»Hélas! ajouta le moine en gémissant, qui peut se vanter d'être chaste en ce monde où tout nous donne l'exemple et le modèle de l'amour, où tout dans la nature, bêtes et plantes, nous montre et nous conseille les voluptueux embrassements? Les animaux sont ardents à s'unir selon leurs guises; mais il s'en faut que les divers hymens des quadrupèdes, des oiseaux, des poissons, et des reptiles égalent en vénusté les noces des arbres. Tout ce que les païens, dans leurs fables, ont imaginé d'impudicités monstrueuses est dépassé par la plus simple fleur des champs, et si vous saviez les fornications des lis et des roses, vous écarteriez des autels ces calices d'impureté, ces vases de scandale.
—Ne parlez pas ainsi, frère Régimental, répondit le vieillard Maël. Soumis à la loi naturelle, les animaux et les plantes sont toujours innocents. Ils n'ont pas d'âme à sauver; tandis que l'homme….
—Vous avez raison, répliqua le frère Régimental; c'est une autre paire de manches. Mais n'envoyez pas le jeune Samuel au dragon: le dragon le mangerait. Depuis déjà cinq ans Samuel n'est plus en état d'étonner les monstres par son innocence. L'année de la comète, le Diable, pour le séduire, mit un jour sur son chemin une laitière qui troussait son cotillon pour passer un gué. Samuel fut tenté; mais il surmonta la tentation. Le Diable, qui ne se lasse pas, lui envoya dans un songe, l'image de cette jeune fille. L'ombre fit ce que n'avait pu faire le corps: Samuel succomba. À son réveil, il trempa de ses larmes sa couche profanée. Hélas! le repentir ne lui rendit point son innocence.
En entendant ce récit, Samuel se demandait comment son secret pouvait être connu, car il ne savait pas que le Diable avait emprunté l'apparence du frère Régimental pour troubler en leur coeur les moines d'Alca.
Et le vieillard Maël songeait, et il se demandait avec angoisse:
—Qui nous délivrera de la dent du dragon? Qui nous préservera de son haleine? Qui nous sauvera de son regard?

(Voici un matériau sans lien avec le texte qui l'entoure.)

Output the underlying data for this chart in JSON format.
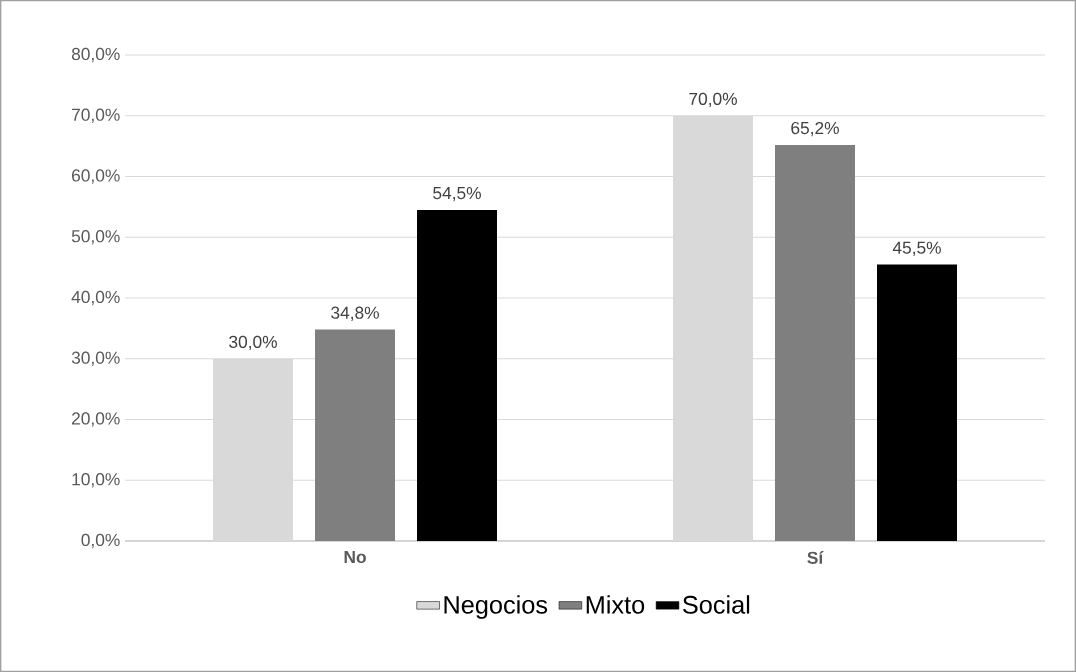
{
  "chart_data": {
    "type": "bar",
    "categories": [
      "No",
      "Sí"
    ],
    "series": [
      {
        "name": "Negocios",
        "color": "#d9d9d9",
        "values": [
          30.0,
          70.0
        ],
        "value_labels": [
          "30,0%",
          "70,0%"
        ]
      },
      {
        "name": "Mixto",
        "color": "#7f7f7f",
        "values": [
          34.8,
          65.2
        ],
        "value_labels": [
          "34,8%",
          "65,2%"
        ]
      },
      {
        "name": "Social",
        "color": "#000000",
        "values": [
          54.5,
          45.5
        ],
        "value_labels": [
          "54,5%",
          "45,5%"
        ]
      }
    ],
    "ylim": [
      0,
      80
    ],
    "yticks": [
      {
        "value": 0,
        "label": "0,0%"
      },
      {
        "value": 10,
        "label": "10,0%"
      },
      {
        "value": 20,
        "label": "20,0%"
      },
      {
        "value": 30,
        "label": "30,0%"
      },
      {
        "value": 40,
        "label": "40,0%"
      },
      {
        "value": 50,
        "label": "50,0%"
      },
      {
        "value": 60,
        "label": "60,0%"
      },
      {
        "value": 70,
        "label": "70,0%"
      },
      {
        "value": 80,
        "label": "80,0%"
      }
    ],
    "grid": "y",
    "legend": "bottom"
  }
}
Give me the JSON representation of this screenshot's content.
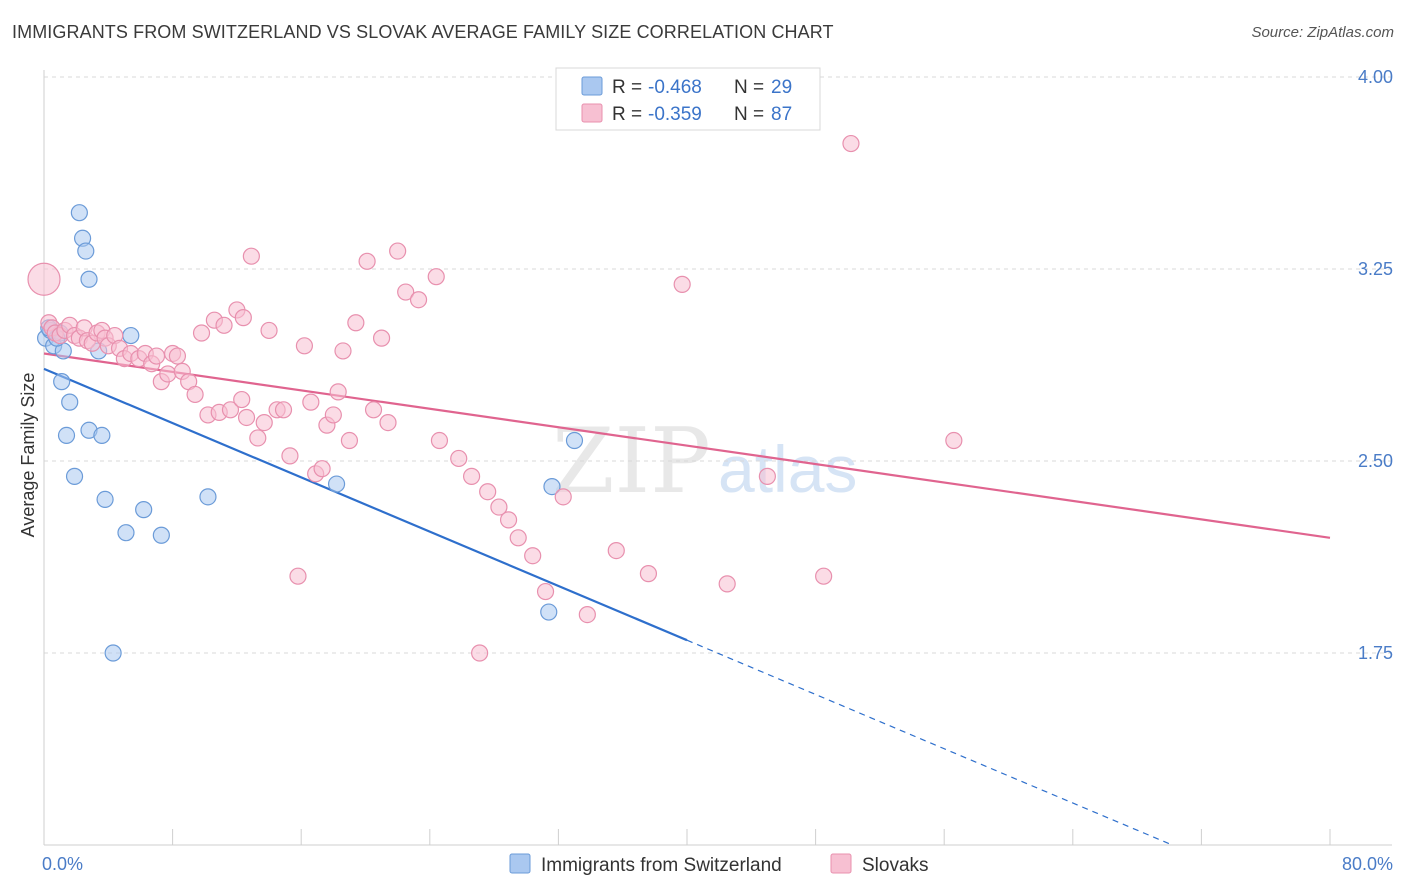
{
  "header": {
    "title": "IMMIGRANTS FROM SWITZERLAND VS SLOVAK AVERAGE FAMILY SIZE CORRELATION CHART",
    "source": "Source: ZipAtlas.com"
  },
  "watermark": {
    "zip": "ZIP",
    "atlas": "atlas"
  },
  "legend": {
    "rows": [
      {
        "r_label": "R = ",
        "r_value": "-0.468",
        "n_label": "N = ",
        "n_value": "29",
        "color": "#aac8f0",
        "stroke": "#6b9bd8"
      },
      {
        "r_label": "R = ",
        "r_value": "-0.359",
        "n_label": "N = ",
        "n_value": "87",
        "color": "#f7c0d2",
        "stroke": "#e890ae"
      }
    ]
  },
  "bottom_legend": {
    "items": [
      {
        "label": "Immigrants from Switzerland",
        "color": "#aac8f0",
        "stroke": "#6b9bd8"
      },
      {
        "label": "Slovaks",
        "color": "#f7c0d2",
        "stroke": "#e890ae"
      }
    ]
  },
  "chart_data": {
    "type": "scatter",
    "ylabel": "Average Family Size",
    "xlim": [
      0,
      80
    ],
    "ylim": [
      1.0,
      4.1
    ],
    "x_tick_labels": [
      "0.0%",
      "80.0%"
    ],
    "y_ticks": [
      1.75,
      2.5,
      3.25,
      4.0
    ],
    "y_tick_labels": [
      "1.75",
      "2.50",
      "3.25",
      "4.00"
    ],
    "grid": "horizontal dashed",
    "series": [
      {
        "name": "Immigrants from Switzerland",
        "color": "#6b9bd8",
        "fill": "#aac8f0",
        "trend_color": "#2e6fcc",
        "trend": {
          "x_start": 0,
          "y_start": 2.86,
          "x_end": 40,
          "y_end": 1.8,
          "dashed_to_x": 80,
          "dashed_to_y": 0.74
        },
        "points": [
          [
            0.1,
            2.98
          ],
          [
            0.4,
            3.01
          ],
          [
            0.6,
            2.95
          ],
          [
            1.0,
            3.0
          ],
          [
            1.2,
            2.93
          ],
          [
            1.1,
            2.81
          ],
          [
            1.4,
            2.6
          ],
          [
            1.6,
            2.73
          ],
          [
            1.9,
            2.44
          ],
          [
            2.2,
            3.47
          ],
          [
            2.4,
            3.37
          ],
          [
            2.6,
            3.32
          ],
          [
            2.8,
            2.62
          ],
          [
            2.8,
            3.21
          ],
          [
            3.4,
            2.93
          ],
          [
            3.6,
            2.6
          ],
          [
            3.8,
            2.35
          ],
          [
            4.3,
            1.75
          ],
          [
            5.1,
            2.22
          ],
          [
            5.4,
            2.99
          ],
          [
            6.2,
            2.31
          ],
          [
            7.3,
            2.21
          ],
          [
            10.2,
            2.36
          ],
          [
            18.2,
            2.41
          ],
          [
            31.4,
            1.91
          ],
          [
            31.6,
            2.4
          ],
          [
            33.0,
            2.58
          ],
          [
            0.3,
            3.02
          ],
          [
            0.8,
            2.98
          ]
        ]
      },
      {
        "name": "Slovaks",
        "color": "#e890ae",
        "fill": "#f7c0d2",
        "trend_color": "#e0648f",
        "trend": {
          "x_start": 0,
          "y_start": 2.92,
          "x_end": 80,
          "y_end": 2.2
        },
        "points": [
          [
            0.0,
            3.21
          ],
          [
            0.3,
            3.04
          ],
          [
            0.5,
            3.02
          ],
          [
            0.7,
            3.0
          ],
          [
            1.0,
            2.99
          ],
          [
            1.3,
            3.01
          ],
          [
            1.6,
            3.03
          ],
          [
            1.9,
            2.99
          ],
          [
            2.2,
            2.98
          ],
          [
            2.5,
            3.02
          ],
          [
            2.7,
            2.97
          ],
          [
            3.0,
            2.96
          ],
          [
            3.3,
            3.0
          ],
          [
            3.6,
            3.01
          ],
          [
            3.8,
            2.98
          ],
          [
            4.0,
            2.95
          ],
          [
            4.4,
            2.99
          ],
          [
            4.7,
            2.94
          ],
          [
            5.0,
            2.9
          ],
          [
            5.4,
            2.92
          ],
          [
            5.9,
            2.9
          ],
          [
            6.3,
            2.92
          ],
          [
            6.7,
            2.88
          ],
          [
            7.0,
            2.91
          ],
          [
            7.3,
            2.81
          ],
          [
            7.7,
            2.84
          ],
          [
            8.0,
            2.92
          ],
          [
            8.3,
            2.91
          ],
          [
            8.6,
            2.85
          ],
          [
            9.0,
            2.81
          ],
          [
            9.4,
            2.76
          ],
          [
            9.8,
            3.0
          ],
          [
            10.2,
            2.68
          ],
          [
            10.6,
            3.05
          ],
          [
            10.9,
            2.69
          ],
          [
            11.2,
            3.03
          ],
          [
            11.6,
            2.7
          ],
          [
            12.0,
            3.09
          ],
          [
            12.3,
            2.74
          ],
          [
            12.6,
            2.67
          ],
          [
            12.9,
            3.3
          ],
          [
            13.3,
            2.59
          ],
          [
            13.7,
            2.65
          ],
          [
            14.0,
            3.01
          ],
          [
            14.5,
            2.7
          ],
          [
            14.9,
            2.7
          ],
          [
            15.3,
            2.52
          ],
          [
            15.8,
            2.05
          ],
          [
            16.2,
            2.95
          ],
          [
            16.6,
            2.73
          ],
          [
            16.9,
            2.45
          ],
          [
            17.3,
            2.47
          ],
          [
            17.6,
            2.64
          ],
          [
            18.0,
            2.68
          ],
          [
            18.3,
            2.77
          ],
          [
            18.6,
            2.93
          ],
          [
            19.0,
            2.58
          ],
          [
            19.4,
            3.04
          ],
          [
            20.1,
            3.28
          ],
          [
            20.5,
            2.7
          ],
          [
            21.0,
            2.98
          ],
          [
            21.4,
            2.65
          ],
          [
            22.0,
            3.32
          ],
          [
            22.5,
            3.16
          ],
          [
            23.3,
            3.13
          ],
          [
            24.4,
            3.22
          ],
          [
            24.6,
            2.58
          ],
          [
            25.8,
            2.51
          ],
          [
            26.6,
            2.44
          ],
          [
            27.6,
            2.38
          ],
          [
            28.3,
            2.32
          ],
          [
            28.9,
            2.27
          ],
          [
            29.5,
            2.2
          ],
          [
            30.4,
            2.13
          ],
          [
            31.2,
            1.99
          ],
          [
            32.3,
            2.36
          ],
          [
            33.8,
            1.9
          ],
          [
            35.6,
            2.15
          ],
          [
            37.6,
            2.06
          ],
          [
            39.7,
            3.19
          ],
          [
            42.5,
            2.02
          ],
          [
            45.0,
            2.44
          ],
          [
            48.5,
            2.05
          ],
          [
            50.2,
            3.74
          ],
          [
            56.6,
            2.58
          ],
          [
            27.1,
            1.75
          ],
          [
            12.4,
            3.06
          ]
        ]
      }
    ]
  }
}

Cependant les habitants d'Alca commençaient à prendre courage. Les laboureurs des Dombes et les bouviers de Belmont juraient que, contre un animal féroce, ils vaudraient mieux qu'une fille, et ils s'écriaient, en se tapant le gras du bras: «Ores vienne le dragon!» Beaucoup d'hommes et de femmes l'avaient vu. Ils ne s'entendaient pas sur sa forme et sa figure, mais tous maintenant s'accordaient à dire qu'il n'était pas si grand qu'on avait cru, et que sa taille ne dépassait pas de beaucoup celle d'un homme. On organisait la défense: vers la tombée du jour, des veilleurs se tenaient à l'entrée des villages, prêts à donner l'alarme; des compagnies armées de fourches et de faux gardaient, la nuit, les parcs où les bêtes étaient renfermées. Une fois même, dans le village d'Anis, de hardis laboureurs le surprirent sautant le mur de Morio; armés de fléaux, de faux et de fourches, ils lui coururent sus, et ils le serraient de près. L'un d'eux, vaillant homme et très alerte, pensa bien l'avoir piqué de sa fourche; mais il glissa dans une mare et le laissa échapper. Les autres l'eussent sûrement atteint, s'ils ne s'étaient attardés à rattraper les lapins et les poules qu'il abandonnait dans sa fuite.
Ces laboureurs déclarèrent aux anciens du village que le monstre leur paraissait de forme et de proportions assez humaines, à part la tête et la queue, qui étaient vraiment épouvantables.